Parliamo così dei talebani, questo termine indica “studenti/studente” nasce come identificativo delle scuole che studiavano i testi sacri ma poi diventa significato di politica e di movimenti militari: «I talebani sono nati in Pakistan come tutti i gruppi fondamentalisti, sono sorti lì. Inizialmente trasmettevano le scritture islamiche, poi sono serviti i militari e loro sono diventati militari che hanno preso potere in Afghanistan nel 1996. Quello che loro professano, la loro ideologia fondamentalista non è religione. Qualsiasi società che metta nella politica la religione commette un grave errore: non si può mischiare la politica con la religione. Quando una società inizia a imporre la religione e determinati atteggiamenti diventa fondamentalista».

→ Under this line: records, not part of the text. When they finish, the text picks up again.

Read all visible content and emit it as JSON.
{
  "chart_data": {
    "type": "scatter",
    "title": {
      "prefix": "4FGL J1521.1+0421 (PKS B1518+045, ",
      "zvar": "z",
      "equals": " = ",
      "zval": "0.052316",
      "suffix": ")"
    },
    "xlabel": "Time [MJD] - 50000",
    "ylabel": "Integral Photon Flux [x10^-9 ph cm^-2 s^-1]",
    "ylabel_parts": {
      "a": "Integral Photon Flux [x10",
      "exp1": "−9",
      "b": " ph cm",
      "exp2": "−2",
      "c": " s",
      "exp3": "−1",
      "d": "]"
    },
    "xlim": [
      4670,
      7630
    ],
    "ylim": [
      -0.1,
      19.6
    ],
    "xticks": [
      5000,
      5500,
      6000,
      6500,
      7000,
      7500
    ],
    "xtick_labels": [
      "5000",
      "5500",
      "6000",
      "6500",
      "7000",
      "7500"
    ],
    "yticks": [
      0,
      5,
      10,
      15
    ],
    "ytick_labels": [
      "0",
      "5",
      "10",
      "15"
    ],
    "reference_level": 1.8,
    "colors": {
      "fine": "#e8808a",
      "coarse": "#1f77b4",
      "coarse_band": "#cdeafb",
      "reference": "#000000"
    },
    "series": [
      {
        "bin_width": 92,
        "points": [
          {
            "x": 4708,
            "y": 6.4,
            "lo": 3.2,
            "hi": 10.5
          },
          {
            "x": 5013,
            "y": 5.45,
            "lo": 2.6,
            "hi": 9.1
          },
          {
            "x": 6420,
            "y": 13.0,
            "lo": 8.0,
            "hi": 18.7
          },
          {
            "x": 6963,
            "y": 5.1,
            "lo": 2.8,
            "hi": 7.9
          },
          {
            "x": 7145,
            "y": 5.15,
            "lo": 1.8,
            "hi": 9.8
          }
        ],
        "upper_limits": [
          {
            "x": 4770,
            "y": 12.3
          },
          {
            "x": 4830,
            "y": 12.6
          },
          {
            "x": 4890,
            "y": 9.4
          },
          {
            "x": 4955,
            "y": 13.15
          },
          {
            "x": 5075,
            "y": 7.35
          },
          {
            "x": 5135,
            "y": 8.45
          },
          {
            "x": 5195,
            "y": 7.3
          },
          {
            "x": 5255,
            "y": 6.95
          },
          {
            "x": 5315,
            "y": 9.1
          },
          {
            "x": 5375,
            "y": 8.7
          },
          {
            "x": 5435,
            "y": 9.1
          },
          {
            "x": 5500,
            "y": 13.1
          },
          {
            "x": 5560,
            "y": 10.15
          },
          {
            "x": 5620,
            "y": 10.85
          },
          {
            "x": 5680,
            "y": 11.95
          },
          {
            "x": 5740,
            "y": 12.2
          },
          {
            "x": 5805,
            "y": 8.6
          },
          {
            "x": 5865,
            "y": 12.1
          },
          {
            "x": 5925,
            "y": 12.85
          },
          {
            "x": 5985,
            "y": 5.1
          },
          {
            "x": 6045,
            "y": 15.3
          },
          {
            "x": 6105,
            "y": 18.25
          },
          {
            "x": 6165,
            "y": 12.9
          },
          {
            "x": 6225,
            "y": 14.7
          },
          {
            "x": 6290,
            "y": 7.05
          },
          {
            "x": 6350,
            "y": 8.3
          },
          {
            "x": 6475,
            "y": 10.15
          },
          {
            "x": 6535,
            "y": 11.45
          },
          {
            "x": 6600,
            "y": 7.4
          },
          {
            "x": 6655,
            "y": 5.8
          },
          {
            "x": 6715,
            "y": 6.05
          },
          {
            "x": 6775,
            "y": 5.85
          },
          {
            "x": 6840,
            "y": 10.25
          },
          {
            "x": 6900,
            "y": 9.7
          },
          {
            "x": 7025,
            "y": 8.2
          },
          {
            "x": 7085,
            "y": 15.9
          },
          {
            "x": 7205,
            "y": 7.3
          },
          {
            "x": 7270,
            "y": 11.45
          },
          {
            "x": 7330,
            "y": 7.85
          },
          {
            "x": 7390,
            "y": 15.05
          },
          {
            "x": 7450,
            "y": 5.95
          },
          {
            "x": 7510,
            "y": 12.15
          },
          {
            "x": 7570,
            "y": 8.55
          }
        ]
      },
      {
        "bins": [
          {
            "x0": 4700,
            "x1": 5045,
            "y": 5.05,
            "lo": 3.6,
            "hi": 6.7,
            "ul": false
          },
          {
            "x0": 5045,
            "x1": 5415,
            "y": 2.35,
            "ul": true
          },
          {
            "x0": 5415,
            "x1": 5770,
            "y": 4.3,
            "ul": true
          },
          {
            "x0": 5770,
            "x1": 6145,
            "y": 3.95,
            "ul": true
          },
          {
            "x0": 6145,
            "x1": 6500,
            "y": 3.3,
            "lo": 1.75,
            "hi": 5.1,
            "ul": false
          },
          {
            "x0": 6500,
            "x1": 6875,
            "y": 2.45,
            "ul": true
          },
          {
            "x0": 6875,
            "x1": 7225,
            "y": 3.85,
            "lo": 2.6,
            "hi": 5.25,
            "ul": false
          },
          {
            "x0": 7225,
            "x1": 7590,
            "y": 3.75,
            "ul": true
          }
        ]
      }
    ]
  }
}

Per Bitani i talebani rappresentano un duro passato impossibile da dimenticare, era giovane quando nel 1996 questi occupavano l’Afghanistan, oggi questa situazione fa riemergere i ricordi difficili di quel passato che lo scrittore vive con rabbia: «È una situazione complicata. Io oggi mi batto affinché nessuno viva un’infanzia come quella che ho vissuto io nel ’96, quando arrivarono i talebani per la prima volta. La preoccupazione per quelle persone non si può descrivere con le parole».

 

Donne e guerra e Shari’a

Bitani ci parla del ruolo della donna da un punto di vista interessante e che apre un ampio margine di discussione. Il motivo per cui i talebani per prime controllano le donne è «perché i fondamentalisti hanno paura della donna. Perché la donna ha un ruolo principale nell’educazione dei bambini, una madre si prende cura dei suoi bambini e della loro educazione e istruzione, quindi loro hanno paura delle donne e di concedere loro libertà. Per questo, purtroppo, le categorie più colpite adesso in Afghanistan sono proprio le donne e i bambini».

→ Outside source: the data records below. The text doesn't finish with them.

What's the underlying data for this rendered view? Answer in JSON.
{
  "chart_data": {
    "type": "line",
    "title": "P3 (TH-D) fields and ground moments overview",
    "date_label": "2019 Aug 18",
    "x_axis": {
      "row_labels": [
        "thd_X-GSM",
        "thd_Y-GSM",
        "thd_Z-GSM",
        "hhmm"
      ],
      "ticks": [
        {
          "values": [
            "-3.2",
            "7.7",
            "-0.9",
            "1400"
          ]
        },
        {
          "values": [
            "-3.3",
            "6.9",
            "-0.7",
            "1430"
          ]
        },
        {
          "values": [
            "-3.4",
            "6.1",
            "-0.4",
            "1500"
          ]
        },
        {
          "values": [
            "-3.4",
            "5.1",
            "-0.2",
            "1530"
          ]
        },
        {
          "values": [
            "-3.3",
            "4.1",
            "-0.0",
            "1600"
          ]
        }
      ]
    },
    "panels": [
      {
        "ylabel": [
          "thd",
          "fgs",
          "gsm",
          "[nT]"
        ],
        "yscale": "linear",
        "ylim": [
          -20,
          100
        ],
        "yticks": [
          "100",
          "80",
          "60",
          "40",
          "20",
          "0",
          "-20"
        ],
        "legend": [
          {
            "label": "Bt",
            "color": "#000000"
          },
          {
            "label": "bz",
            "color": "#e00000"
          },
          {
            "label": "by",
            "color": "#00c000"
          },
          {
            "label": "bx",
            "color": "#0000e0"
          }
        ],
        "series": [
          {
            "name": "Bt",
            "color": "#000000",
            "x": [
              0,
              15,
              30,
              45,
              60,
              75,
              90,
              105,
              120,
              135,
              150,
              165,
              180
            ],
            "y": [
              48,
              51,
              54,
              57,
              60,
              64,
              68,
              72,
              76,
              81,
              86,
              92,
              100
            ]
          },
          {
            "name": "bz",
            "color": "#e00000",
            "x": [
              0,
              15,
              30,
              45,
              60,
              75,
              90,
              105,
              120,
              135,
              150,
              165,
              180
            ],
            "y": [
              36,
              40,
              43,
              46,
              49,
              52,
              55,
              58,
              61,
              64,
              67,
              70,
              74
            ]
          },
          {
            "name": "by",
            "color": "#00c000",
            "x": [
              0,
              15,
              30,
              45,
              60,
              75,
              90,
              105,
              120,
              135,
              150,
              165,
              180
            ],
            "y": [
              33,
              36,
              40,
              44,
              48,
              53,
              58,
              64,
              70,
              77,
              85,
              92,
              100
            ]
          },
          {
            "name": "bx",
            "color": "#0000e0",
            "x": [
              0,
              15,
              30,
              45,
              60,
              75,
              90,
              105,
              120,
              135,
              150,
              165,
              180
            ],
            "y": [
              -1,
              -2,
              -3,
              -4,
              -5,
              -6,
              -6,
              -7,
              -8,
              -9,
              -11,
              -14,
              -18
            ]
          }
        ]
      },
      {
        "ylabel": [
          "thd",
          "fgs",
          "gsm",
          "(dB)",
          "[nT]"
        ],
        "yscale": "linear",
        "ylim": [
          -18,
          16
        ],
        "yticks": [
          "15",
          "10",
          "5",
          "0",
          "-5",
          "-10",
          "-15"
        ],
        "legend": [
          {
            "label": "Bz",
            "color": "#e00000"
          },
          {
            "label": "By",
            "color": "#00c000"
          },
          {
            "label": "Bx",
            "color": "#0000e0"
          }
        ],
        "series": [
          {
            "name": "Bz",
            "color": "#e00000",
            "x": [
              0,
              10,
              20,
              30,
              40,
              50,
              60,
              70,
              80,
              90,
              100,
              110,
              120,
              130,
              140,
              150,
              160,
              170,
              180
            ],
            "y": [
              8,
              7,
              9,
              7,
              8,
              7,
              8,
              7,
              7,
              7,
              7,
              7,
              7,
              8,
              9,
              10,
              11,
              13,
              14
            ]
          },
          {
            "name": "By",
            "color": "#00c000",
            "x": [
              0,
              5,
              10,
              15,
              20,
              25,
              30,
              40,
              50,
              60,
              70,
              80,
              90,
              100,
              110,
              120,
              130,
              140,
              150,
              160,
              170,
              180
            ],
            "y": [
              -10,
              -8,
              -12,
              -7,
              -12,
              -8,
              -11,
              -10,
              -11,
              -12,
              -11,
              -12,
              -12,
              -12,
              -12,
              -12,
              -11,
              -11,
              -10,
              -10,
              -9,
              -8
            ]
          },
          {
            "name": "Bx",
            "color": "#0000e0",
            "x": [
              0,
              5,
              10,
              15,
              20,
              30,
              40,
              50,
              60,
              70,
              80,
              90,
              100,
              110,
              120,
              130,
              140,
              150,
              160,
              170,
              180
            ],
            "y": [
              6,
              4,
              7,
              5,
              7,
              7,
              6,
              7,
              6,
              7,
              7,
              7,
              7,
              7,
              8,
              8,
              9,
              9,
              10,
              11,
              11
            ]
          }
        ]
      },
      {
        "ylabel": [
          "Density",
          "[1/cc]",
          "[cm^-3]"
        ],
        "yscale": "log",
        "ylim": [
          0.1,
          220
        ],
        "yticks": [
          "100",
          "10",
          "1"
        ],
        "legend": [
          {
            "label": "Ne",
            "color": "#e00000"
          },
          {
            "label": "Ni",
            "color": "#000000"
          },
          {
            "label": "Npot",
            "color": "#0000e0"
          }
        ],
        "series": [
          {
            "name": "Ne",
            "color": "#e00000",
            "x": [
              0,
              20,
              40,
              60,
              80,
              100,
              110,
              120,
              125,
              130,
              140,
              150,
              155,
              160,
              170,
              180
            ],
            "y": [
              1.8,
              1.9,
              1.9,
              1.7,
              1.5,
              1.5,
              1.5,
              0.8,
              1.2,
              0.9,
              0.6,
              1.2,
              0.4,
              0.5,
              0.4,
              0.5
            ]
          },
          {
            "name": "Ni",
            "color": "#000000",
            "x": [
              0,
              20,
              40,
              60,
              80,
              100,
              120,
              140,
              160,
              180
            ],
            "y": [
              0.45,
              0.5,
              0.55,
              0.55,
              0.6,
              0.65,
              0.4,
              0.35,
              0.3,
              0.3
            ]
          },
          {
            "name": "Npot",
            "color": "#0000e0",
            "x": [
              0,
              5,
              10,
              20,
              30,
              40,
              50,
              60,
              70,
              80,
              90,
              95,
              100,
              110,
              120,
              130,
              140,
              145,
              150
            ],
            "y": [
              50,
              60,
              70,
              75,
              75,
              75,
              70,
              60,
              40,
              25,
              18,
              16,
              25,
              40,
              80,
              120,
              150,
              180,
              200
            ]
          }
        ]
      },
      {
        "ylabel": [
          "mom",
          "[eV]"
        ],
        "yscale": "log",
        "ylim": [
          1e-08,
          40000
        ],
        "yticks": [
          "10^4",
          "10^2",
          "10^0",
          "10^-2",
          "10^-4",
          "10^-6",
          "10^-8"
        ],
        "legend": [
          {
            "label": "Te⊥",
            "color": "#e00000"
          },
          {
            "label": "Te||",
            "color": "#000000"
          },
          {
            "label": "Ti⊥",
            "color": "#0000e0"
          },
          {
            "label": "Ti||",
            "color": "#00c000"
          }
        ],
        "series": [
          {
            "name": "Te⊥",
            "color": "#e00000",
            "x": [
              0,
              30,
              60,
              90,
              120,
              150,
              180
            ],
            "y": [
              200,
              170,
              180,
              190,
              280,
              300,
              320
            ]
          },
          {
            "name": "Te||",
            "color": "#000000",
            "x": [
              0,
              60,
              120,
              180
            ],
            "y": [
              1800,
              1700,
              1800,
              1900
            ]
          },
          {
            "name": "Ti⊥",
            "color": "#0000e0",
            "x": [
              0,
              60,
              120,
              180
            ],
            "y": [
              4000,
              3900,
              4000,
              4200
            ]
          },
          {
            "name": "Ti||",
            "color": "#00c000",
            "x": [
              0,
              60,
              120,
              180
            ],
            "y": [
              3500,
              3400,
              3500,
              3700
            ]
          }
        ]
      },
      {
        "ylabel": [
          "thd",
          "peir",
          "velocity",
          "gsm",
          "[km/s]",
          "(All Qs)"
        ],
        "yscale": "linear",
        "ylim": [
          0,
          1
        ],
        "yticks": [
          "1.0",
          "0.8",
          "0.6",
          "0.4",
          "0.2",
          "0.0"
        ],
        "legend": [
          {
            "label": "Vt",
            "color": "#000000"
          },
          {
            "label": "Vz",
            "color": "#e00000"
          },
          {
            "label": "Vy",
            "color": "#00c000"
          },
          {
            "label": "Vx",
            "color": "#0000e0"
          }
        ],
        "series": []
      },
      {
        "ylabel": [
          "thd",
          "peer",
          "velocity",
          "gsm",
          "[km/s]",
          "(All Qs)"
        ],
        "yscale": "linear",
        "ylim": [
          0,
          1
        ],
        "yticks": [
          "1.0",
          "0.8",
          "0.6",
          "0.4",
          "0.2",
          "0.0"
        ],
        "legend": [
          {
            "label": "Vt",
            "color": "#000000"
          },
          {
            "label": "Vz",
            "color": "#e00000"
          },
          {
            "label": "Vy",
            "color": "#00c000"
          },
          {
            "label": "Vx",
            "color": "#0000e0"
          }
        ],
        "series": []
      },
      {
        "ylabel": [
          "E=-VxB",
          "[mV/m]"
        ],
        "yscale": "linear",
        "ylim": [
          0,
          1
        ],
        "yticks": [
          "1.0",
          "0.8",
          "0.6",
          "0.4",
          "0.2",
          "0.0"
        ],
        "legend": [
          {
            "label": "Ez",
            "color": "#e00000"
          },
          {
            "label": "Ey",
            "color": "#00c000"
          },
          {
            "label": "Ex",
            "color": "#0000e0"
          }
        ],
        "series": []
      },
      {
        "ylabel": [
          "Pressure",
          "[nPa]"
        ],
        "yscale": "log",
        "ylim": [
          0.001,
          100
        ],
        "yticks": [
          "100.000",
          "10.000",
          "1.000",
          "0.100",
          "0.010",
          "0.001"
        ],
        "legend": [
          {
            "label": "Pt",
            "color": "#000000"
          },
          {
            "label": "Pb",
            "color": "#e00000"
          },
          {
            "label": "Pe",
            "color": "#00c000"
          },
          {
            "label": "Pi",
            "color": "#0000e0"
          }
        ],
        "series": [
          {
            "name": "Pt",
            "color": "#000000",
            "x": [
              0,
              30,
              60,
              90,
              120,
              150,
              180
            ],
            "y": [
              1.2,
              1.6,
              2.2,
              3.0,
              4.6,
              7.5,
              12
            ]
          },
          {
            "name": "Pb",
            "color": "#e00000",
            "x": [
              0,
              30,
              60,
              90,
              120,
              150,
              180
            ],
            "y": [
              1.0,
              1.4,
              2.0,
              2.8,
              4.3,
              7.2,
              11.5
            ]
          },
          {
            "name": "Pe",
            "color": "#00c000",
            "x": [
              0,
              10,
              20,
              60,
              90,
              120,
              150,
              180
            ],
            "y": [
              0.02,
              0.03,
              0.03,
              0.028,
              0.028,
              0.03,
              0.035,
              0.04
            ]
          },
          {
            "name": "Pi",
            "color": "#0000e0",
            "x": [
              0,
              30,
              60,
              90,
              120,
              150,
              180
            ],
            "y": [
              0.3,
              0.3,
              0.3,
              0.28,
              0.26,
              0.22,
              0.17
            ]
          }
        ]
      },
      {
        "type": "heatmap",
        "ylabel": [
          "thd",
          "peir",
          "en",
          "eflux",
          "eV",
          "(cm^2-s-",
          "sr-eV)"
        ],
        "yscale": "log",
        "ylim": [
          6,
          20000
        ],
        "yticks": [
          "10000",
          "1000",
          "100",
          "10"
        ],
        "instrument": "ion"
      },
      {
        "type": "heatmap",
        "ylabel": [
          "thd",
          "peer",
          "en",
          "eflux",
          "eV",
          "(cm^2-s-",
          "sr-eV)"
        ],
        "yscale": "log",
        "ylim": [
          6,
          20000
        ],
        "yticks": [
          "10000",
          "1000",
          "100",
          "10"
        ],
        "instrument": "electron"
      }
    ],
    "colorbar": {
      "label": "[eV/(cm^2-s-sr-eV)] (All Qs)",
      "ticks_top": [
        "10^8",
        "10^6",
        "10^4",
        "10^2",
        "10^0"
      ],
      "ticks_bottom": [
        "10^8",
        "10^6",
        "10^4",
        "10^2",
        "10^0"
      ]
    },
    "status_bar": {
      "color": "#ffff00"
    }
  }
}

Bitani, lei cosa ne pensa della Shari’a?, gli chiediamo: «La shari’a è una legge antica che fa parte dell’educazione. E per noi è fondamentale l’educazione. E gli uomini e le donne senza educazione non ragionano, si tratta delle regole di vita per creare una società stabile e forte». 

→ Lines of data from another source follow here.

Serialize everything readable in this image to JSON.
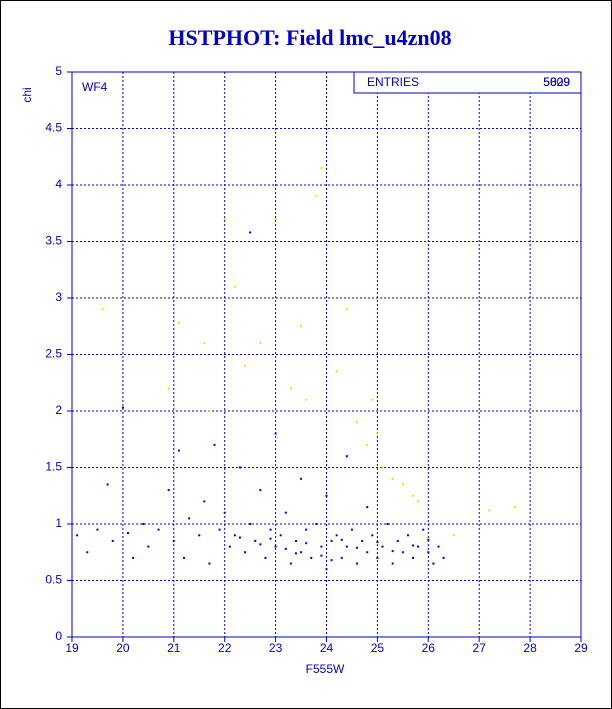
{
  "chart_data": {
    "type": "scatter",
    "title": "HSTPHOT: Field lmc_u4zn08",
    "x_label": "F555W",
    "y_label": "chi",
    "panel_label": "WF4",
    "stats_label": "ENTRIES",
    "stats_values": [
      5809,
      5029
    ],
    "xlim": [
      19,
      29
    ],
    "ylim": [
      0,
      5
    ],
    "xticks": [
      19,
      20,
      21,
      22,
      23,
      24,
      25,
      26,
      27,
      28,
      29
    ],
    "yticks": [
      0,
      0.5,
      1,
      1.5,
      2,
      2.5,
      3,
      3.5,
      4,
      4.5,
      5
    ],
    "grid": true,
    "series": [
      {
        "color": "#0000cc",
        "x": [
          19.1,
          19.3,
          19.5,
          19.7,
          19.8,
          20.0,
          20.1,
          20.2,
          20.4,
          20.5,
          20.7,
          20.9,
          21.0,
          21.1,
          21.2,
          21.3,
          21.5,
          21.6,
          21.7,
          21.8,
          21.9,
          22.0,
          22.1,
          22.2,
          22.3,
          22.4,
          22.5,
          22.5,
          22.6,
          22.7,
          22.8,
          22.9,
          23.0,
          23.0,
          23.1,
          23.2,
          23.3,
          23.4,
          23.5,
          23.5,
          23.6,
          23.7,
          23.8,
          23.9,
          24.0,
          24.0,
          24.1,
          24.2,
          24.3,
          24.4,
          24.4,
          24.5,
          24.6,
          24.7,
          24.8,
          24.8,
          24.9,
          25.0,
          25.1,
          25.2,
          25.3,
          25.4,
          25.5,
          25.6,
          25.7,
          25.8,
          25.9,
          26.0,
          26.1,
          26.2,
          26.3,
          22.3,
          22.7,
          23.2,
          23.6,
          23.9,
          24.3,
          24.6,
          25.0,
          25.3,
          25.7,
          26.0,
          24.1,
          23.4,
          22.9
        ],
        "values": [
          0.9,
          0.75,
          0.95,
          1.35,
          0.85,
          2.03,
          0.92,
          0.7,
          1.0,
          0.8,
          0.95,
          1.3,
          0.85,
          1.65,
          0.7,
          1.05,
          0.9,
          1.2,
          0.65,
          1.7,
          0.95,
          1.1,
          0.8,
          0.9,
          1.5,
          0.75,
          3.58,
          1.0,
          0.85,
          1.3,
          0.7,
          0.95,
          1.8,
          0.8,
          0.9,
          1.1,
          0.65,
          0.85,
          1.4,
          0.75,
          0.95,
          0.7,
          1.0,
          0.8,
          0.6,
          1.25,
          0.85,
          0.9,
          0.7,
          1.6,
          0.8,
          0.95,
          0.65,
          0.85,
          1.15,
          0.75,
          0.9,
          0.7,
          0.8,
          1.0,
          0.65,
          0.85,
          0.75,
          0.9,
          0.7,
          0.8,
          0.95,
          0.75,
          0.65,
          0.8,
          0.7,
          0.88,
          0.82,
          0.78,
          0.83,
          0.72,
          0.86,
          0.79,
          0.84,
          0.76,
          0.81,
          0.86,
          0.68,
          0.74,
          0.87
        ]
      },
      {
        "color": "#e6e600",
        "x": [
          19.6,
          20.9,
          21.1,
          21.6,
          21.7,
          22.0,
          22.2,
          22.4,
          22.7,
          23.0,
          23.3,
          23.5,
          23.8,
          23.9,
          24.2,
          24.4,
          24.6,
          24.9,
          25.1,
          25.3,
          25.5,
          25.7,
          25.8,
          26.5,
          27.2,
          27.7,
          24.8,
          25.0,
          23.6
        ],
        "values": [
          2.9,
          2.2,
          2.78,
          2.6,
          2.0,
          3.7,
          3.1,
          2.4,
          2.6,
          3.7,
          2.2,
          2.75,
          3.9,
          4.15,
          2.35,
          2.9,
          1.9,
          2.1,
          1.5,
          1.4,
          1.35,
          1.25,
          1.2,
          0.9,
          1.12,
          1.15,
          1.7,
          1.8,
          2.1
        ]
      }
    ]
  }
}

Ad oggi molte giovani ragazze stanno combattendo per la libertà, per dimostrare che l’Islam non è come i fondamentalisti stanno mostrando. Pensa che un giorno si riuscirà a dimostrare che anche le donne sono libere di scegliere?, a questa domanda Bitani risponde: «La figura della donna è contemporanea, la donna è una parte fondamentale della società e della vita. Oggi le donne stanno dimostrando un’enorme forza, anche nelle manifestazioni davanti ai talebani hanno rivendicato le loro libertà, nonostante la paura. In questo momento pensate che mia sorella sta a Kabul, io sono qua in Italia, ma mia sorella è rimasta bloccata lì. E sta rischiando tantissimo dimostrando una grande forza e coraggio, io sono in Italia e ne parlo da qui ma naturalmente la preoccupazione è tanta».

 

Le prossime pubblicazioni di Bitani

Per concludere eravamo curiosi di sapere se alla luce dei nuovi avvenimenti, lo scrittore di L'ultimo lenzuolo bianco, avrebbe aggiunto o cambiato ancora qualcosa del suo libro uscito in più edizioni. La sua risposta ci ha sorpreso: «Quel libro l’ho mandato in ristampa ma tutto ciò che sta succedendo oggi è la ripetizione degli eventi che si sono manifestati a quei tempi. Tra pochissimi mesi, invece, pubblicherò un altro libro sulla situazione dell’Afghanistan. Il titolo non c’è ancora ma a breve lo avremo, sicuramente posso dire che sarà un libro geopolitico e che sarà incentrato sul potere dei talebani in Afghanistan».

 

Che dire, nella speranza che la situazione migliori e che finalmente anche l’Afghanistan possa conoscere la pace a lungo negata, attendiamo le prossime pubblicazioni di Farhad Bitani per poter toccare con mano la realtà da chi l’ha vissuta e la vive ancora.